Proton-Conducting Amorphous Alumina Electrolytes for Low-Temperature Ceramic Fuel Cells.

The development of high-performance electrolytes enabling rapid ionic transport represents a critical pathway for operational temperature reduction in solid oxide fuel cells (SOFCs). This study introduces amorphous alumina (AlO_x) as a novel electrolyte material, systematically investigating its structural characteristics and charge transport mechanisms through comparative analysis with crystalline alumina (α-Al₂O₃, γ-Al₂O₃) and conventional gadolinium-doped ceria (GDC). It is found that AlO_x possesses a notable enrichment of oxygen vacancy concentration.
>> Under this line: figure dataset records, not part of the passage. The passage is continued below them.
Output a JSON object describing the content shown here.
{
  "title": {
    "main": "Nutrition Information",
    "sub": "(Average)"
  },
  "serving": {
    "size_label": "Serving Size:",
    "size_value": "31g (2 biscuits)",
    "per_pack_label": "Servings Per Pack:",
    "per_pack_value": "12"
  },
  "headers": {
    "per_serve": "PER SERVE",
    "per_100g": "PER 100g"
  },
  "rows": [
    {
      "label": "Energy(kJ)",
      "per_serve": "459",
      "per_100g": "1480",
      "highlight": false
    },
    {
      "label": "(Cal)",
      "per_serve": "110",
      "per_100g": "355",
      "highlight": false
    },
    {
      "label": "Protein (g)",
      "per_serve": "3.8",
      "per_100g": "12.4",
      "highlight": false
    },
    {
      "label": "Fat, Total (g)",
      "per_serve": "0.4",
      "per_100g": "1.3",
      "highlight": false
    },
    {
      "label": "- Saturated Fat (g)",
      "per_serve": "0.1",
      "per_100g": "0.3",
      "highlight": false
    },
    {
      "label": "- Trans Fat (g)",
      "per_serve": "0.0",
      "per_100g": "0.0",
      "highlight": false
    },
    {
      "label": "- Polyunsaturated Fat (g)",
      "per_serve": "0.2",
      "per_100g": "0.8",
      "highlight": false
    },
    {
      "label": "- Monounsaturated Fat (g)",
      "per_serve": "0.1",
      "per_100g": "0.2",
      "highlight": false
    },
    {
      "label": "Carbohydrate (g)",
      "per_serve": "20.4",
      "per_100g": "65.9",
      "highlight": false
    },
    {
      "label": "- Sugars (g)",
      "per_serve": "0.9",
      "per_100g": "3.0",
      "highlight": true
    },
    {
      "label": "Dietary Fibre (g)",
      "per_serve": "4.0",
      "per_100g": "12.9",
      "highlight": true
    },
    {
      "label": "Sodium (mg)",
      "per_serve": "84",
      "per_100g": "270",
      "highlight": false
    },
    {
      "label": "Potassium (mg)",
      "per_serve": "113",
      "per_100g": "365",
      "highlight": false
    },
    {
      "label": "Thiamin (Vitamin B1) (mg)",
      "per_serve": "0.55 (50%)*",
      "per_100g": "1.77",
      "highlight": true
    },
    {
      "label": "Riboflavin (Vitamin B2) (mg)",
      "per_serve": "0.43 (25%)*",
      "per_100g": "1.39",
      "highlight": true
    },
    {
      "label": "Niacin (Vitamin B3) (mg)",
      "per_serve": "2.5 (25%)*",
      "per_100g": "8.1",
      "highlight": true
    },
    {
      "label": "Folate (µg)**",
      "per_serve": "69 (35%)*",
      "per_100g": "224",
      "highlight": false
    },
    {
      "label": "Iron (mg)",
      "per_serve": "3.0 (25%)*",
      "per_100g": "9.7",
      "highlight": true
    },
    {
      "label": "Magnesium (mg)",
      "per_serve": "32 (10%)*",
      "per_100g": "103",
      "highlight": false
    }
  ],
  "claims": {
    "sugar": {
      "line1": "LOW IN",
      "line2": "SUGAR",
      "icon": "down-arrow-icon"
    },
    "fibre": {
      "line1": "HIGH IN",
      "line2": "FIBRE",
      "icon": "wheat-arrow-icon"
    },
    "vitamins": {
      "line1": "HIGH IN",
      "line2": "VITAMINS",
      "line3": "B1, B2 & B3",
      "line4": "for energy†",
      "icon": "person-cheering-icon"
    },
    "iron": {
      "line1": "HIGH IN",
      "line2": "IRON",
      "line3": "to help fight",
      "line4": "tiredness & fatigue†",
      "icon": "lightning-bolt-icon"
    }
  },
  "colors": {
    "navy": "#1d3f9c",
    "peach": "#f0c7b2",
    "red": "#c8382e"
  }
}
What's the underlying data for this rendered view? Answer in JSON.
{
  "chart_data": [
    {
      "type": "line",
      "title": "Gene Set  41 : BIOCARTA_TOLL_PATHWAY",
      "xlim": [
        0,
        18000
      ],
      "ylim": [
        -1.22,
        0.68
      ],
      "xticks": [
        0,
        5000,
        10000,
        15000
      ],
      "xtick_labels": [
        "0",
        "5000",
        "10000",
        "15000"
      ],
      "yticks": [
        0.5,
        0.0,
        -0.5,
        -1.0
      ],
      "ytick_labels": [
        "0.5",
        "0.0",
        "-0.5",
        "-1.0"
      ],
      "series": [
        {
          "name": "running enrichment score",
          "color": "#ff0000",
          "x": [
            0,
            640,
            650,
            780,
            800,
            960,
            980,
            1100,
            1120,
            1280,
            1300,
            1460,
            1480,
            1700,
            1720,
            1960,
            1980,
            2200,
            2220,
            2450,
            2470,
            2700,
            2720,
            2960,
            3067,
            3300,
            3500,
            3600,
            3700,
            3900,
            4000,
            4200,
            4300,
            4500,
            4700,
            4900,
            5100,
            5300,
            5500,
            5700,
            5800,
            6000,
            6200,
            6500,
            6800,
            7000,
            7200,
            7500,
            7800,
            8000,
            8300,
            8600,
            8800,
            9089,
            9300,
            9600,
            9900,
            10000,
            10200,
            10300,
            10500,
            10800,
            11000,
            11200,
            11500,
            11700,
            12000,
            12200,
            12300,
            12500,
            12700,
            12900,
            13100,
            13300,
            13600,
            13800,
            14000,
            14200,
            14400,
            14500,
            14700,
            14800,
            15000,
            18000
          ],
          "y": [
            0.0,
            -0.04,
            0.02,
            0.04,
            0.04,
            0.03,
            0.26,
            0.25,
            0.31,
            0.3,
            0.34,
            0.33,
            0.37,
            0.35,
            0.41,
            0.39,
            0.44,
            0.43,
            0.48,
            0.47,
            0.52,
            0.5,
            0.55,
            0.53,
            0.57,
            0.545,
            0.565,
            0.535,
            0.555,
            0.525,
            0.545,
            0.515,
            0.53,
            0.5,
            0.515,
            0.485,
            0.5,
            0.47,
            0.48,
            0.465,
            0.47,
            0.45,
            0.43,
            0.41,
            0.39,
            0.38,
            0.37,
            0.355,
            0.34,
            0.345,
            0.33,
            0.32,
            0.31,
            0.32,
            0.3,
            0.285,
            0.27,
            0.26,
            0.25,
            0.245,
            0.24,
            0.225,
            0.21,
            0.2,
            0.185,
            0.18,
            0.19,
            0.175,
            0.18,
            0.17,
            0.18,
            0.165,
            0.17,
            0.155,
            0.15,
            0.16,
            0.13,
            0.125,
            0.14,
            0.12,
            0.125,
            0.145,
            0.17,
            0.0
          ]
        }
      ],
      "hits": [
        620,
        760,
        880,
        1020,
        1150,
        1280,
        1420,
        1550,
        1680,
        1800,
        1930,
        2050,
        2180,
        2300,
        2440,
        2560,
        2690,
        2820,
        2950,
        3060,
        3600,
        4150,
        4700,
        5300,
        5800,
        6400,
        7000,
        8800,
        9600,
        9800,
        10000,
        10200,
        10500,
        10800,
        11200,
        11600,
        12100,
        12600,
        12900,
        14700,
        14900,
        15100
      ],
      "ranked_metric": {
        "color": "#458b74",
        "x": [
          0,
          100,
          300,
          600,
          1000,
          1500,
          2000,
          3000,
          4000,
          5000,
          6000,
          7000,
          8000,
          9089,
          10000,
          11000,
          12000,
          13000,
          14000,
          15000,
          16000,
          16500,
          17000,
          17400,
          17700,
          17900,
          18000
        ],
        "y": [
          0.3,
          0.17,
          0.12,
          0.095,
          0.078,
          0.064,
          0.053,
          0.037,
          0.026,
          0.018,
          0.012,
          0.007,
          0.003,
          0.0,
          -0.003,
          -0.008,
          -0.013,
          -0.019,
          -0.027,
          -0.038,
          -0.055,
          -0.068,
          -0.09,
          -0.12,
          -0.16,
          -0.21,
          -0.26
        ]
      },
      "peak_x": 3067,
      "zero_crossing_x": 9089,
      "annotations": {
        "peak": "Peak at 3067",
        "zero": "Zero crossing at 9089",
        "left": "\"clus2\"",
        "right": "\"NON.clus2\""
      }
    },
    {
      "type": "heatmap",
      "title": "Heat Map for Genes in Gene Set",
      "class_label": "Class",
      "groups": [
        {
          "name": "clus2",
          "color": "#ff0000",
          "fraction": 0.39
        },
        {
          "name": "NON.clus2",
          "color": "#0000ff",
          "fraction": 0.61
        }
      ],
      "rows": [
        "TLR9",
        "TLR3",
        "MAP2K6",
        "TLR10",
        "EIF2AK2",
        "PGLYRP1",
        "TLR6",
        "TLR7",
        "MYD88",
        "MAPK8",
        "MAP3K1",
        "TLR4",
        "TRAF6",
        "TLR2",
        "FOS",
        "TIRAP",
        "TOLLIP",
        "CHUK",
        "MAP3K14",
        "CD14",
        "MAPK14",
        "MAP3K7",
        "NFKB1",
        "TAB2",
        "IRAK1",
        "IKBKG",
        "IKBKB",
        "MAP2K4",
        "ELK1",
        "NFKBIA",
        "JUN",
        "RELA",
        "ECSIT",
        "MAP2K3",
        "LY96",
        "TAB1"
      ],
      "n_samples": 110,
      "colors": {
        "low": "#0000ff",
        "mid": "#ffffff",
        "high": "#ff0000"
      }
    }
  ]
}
Its unique disordered atomic configuration plays a vital role in facilitating multiple pathways to enable fast ionic transport, resulting in high ionic conductivity of 0.08-0.12 S/cm at 480-540 °C, as evidenced by electrochemical impedance spectroscopy (EIS), which is one order of magnitude superior to its crystalline counterpart. When implemented in symmetrical SOFC configurations, the AlO_x electrolyte demonstrates unprecedented power density of 677 mW/cm² at 540 °C. Further distribution of relaxation times (DRT) analysis confirms the predominance of protonic conduction pathways in AlO_x while providing discernment of its electrochemical sub-processes. This work thus provides a new advanced electrolyte for low-temperature SOFCs while providing insights into amorphous ceramic.